5. Experimentation with Other Reagee Artists Stage
Wait, Bob Marley wasn't the only reggae artist? No way! This is the phase when oblivious Marley fans learn that it was The Wailer's guitarist Peter Tosh — not Marley — who sang about legalizing it. Quickly listen to a few Toots and Maytals “Greatest Hits” albums, followed by Jimmy Cliff, The Heptones, Black Uhuru, and Steel Pulse. Eventually, you settle on Matisyahu. Complain to all your friends how reggaeton has nothing to do with reggae/dub music.
6. The Bitchin' About People Who Only Own 'Legend' Stage
This is the douchy-stage where Marley's biggest fans complain about other fans not digging deep enough into the Marley discography. For decades, when CDs sales were important, “Legend” was one of the largest selling “Greatest Hits” albums of all time. Thus, its tracks are often the most revered in pop culture. People in this stage get angry that the masses at large don't know “Sun Is Shining” and “Mr. Brown” as well as they know “Jammin'” and “I Shot the Sheriff.” It's the ultimate hipster complaint.
7. The Bitching About Everyone's Bob Marley Covers Stage
Perhaps the second most obnoxious and self-righteous stage of douchey-fandom: Complaining about Bob Marley covers by others. This is the phase where you rate who can and cannot tastefully cover Robert Nesta, which is a fool's errand. There are probably a thousand out there on Spotify alone: Johnny Cash and Joe Strummer's “Redemption Song,” Sublime's “Zimbabwe,” Clapton's “I Shot the Sheriff.” No need to bitch all high and mighty when your cruise ship pool band launches into a cheesy cover of “Three Little Birds.”

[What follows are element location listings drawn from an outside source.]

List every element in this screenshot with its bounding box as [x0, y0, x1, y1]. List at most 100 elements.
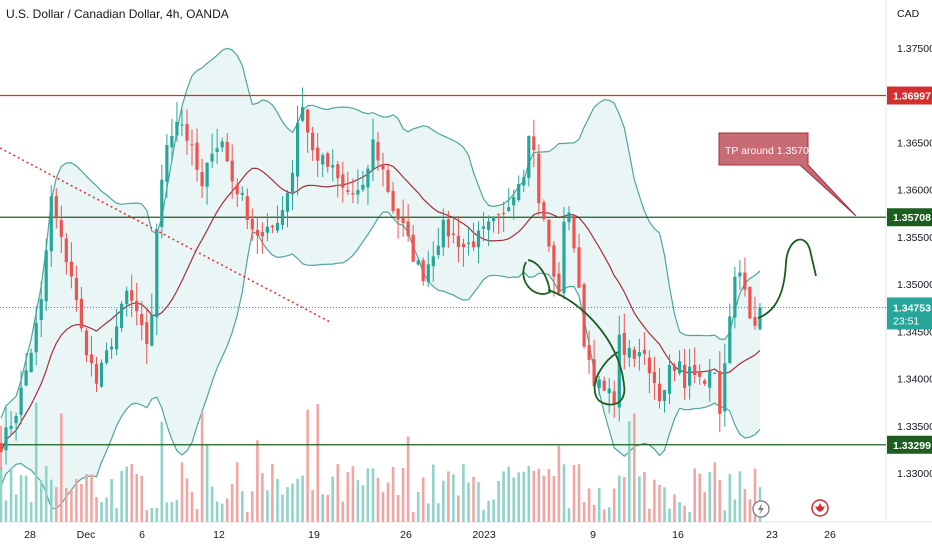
candle-body — [411, 234, 415, 262]
candle-body — [612, 391, 616, 405]
candle-body — [481, 226, 486, 229]
bollinger-fill — [1, 48, 760, 509]
volume-bar — [346, 472, 350, 522]
volume-bar — [205, 444, 209, 522]
volume-bar — [195, 508, 199, 522]
candle-body — [245, 196, 249, 220]
candle-body — [110, 346, 114, 350]
candle-body — [476, 230, 481, 248]
volume-bar — [411, 511, 415, 522]
volume-bar — [587, 488, 591, 522]
time-tick-label: 9 — [590, 529, 596, 541]
volume-bar — [406, 436, 410, 522]
volume-bar — [607, 507, 611, 522]
volume-bar — [19, 475, 23, 522]
volume-bar — [4, 500, 8, 522]
candle-body — [34, 322, 38, 353]
volume-bar — [165, 502, 169, 522]
candle-body — [59, 220, 63, 237]
candle-body — [381, 164, 385, 170]
candle-body — [24, 370, 28, 386]
volume-bar — [341, 501, 345, 522]
drawings — [0, 147, 817, 406]
candle-body — [617, 334, 621, 408]
tp-callout[interactable]: TP around 1.3570 — [718, 132, 857, 217]
tp-callout-text: TP around 1.3570 — [725, 145, 809, 157]
candle-body — [597, 379, 601, 388]
volume-bar — [668, 508, 671, 522]
candle-body — [502, 212, 506, 214]
volume-bar — [281, 494, 284, 522]
volume-bar — [708, 472, 711, 522]
candle-body — [537, 153, 541, 204]
time-tick-label: 19 — [308, 529, 320, 541]
candle-body — [316, 147, 320, 161]
volume-bar — [542, 475, 546, 522]
volume-bar — [210, 486, 214, 522]
candle-body — [341, 174, 345, 188]
volume-bar — [135, 473, 138, 522]
canada-flag-icon[interactable] — [811, 499, 829, 517]
candle-body — [607, 388, 611, 394]
candle-body — [723, 363, 727, 412]
volume-bar — [517, 472, 520, 522]
volume-bar — [401, 468, 405, 522]
price-tick-label: 1.34000 — [897, 374, 932, 386]
lightning-icon[interactable] — [752, 500, 770, 518]
candle-body — [562, 221, 566, 294]
candle-body — [150, 314, 154, 346]
price-axis[interactable]: 1.375001.370001.365001.360001.355001.350… — [887, 43, 932, 480]
candle-body — [492, 216, 496, 222]
price-tick-label: 1.37500 — [897, 43, 932, 55]
candle-body — [64, 238, 68, 263]
volume-bar — [748, 499, 752, 522]
candle-body — [74, 278, 78, 300]
candle-body — [280, 210, 285, 225]
volume-bar — [597, 488, 601, 522]
candle-body — [456, 236, 460, 247]
volume-bar — [462, 464, 465, 522]
support-tag — [887, 435, 932, 454]
candle-body — [632, 349, 636, 359]
candle-body — [336, 164, 340, 179]
volume-bar — [582, 502, 586, 522]
price-tick-label: 1.35000 — [897, 279, 932, 291]
candle-body — [471, 241, 476, 248]
volume-bar — [351, 466, 355, 522]
candle-body — [265, 226, 269, 233]
volume-bar — [638, 476, 641, 522]
volume-bar — [653, 479, 656, 522]
volume-bar — [215, 501, 219, 522]
candle-body — [285, 192, 290, 212]
volume-bar — [663, 487, 666, 522]
time-tick-label: 2023 — [472, 529, 496, 541]
candle-body — [205, 162, 209, 187]
volume-bar — [557, 445, 561, 522]
candle-body — [577, 247, 581, 288]
volume-bar — [567, 508, 571, 522]
candle-body — [441, 219, 445, 248]
candle-body — [497, 213, 501, 215]
drawn-curve — [547, 289, 626, 406]
candle-body — [698, 371, 702, 377]
candle-body — [346, 190, 350, 192]
volume-bar — [261, 473, 264, 522]
volume-bar — [80, 483, 83, 522]
currency-label: CAD — [897, 8, 920, 20]
drawn-projection — [757, 238, 817, 319]
candle-body — [421, 260, 425, 282]
time-axis[interactable]: 28 Dec 6 12 19 26 2023 9 16 23 26 — [24, 529, 836, 541]
volume-bar — [24, 475, 28, 522]
volume-bar — [437, 503, 440, 522]
volume-bar — [185, 478, 189, 522]
time-tick-label: 6 — [139, 529, 145, 541]
volume-bar — [190, 492, 194, 522]
volume-bar — [623, 477, 626, 522]
volume-bar — [552, 476, 556, 522]
volume-bar — [120, 470, 123, 522]
volume-bar — [416, 492, 420, 522]
candle-body — [180, 124, 184, 126]
candle-body — [376, 142, 380, 161]
volume-bar — [266, 490, 269, 522]
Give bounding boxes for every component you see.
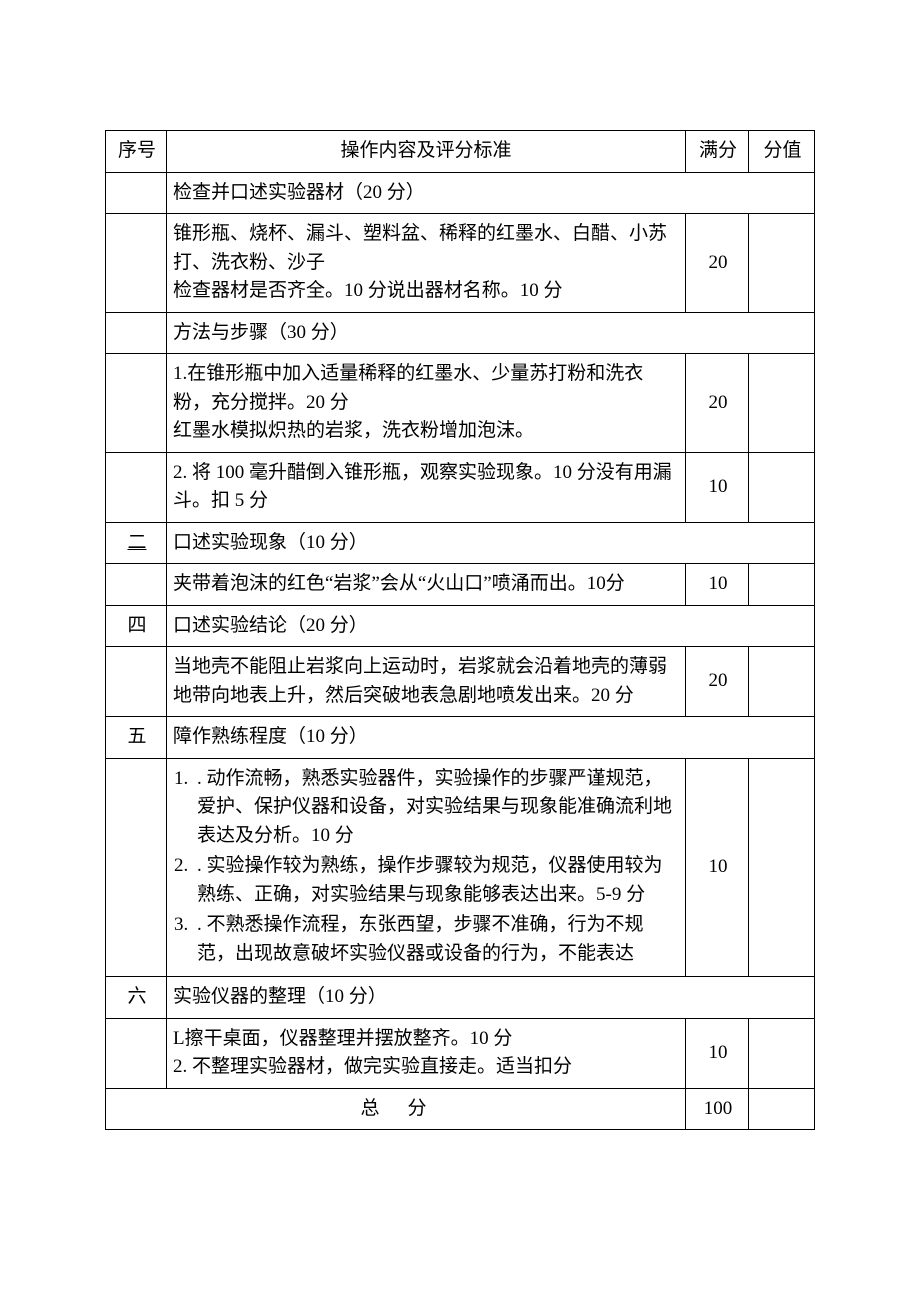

8. The Jamaica Pilgramage Stage
This is where it all comes full-circle: A stoner pilgrimage back to Marley's former residence at 56 Hope Road in Kingston, Jamaica. Here's the thing: It won't be an intentional trip. In reality, you'll be in MoBay or Negril for Spring Break and you'll take a day “off” from the beach scene to go over the Blue Mountains to Kingston to see a house Marley got shot in and admire the green “botany” collection in the front yard. After swinging by Marley's childhood home in Nine Mile, you'll get the hell out of dodge, because you heard that Kingston, Jamaica is a dangerous city with a high crime and murder rate. Momma doesn't want you there. Time to get your faux-rasta-hippy ass back to Magritaville for rum-pineapple bodyshots before you become a walking target.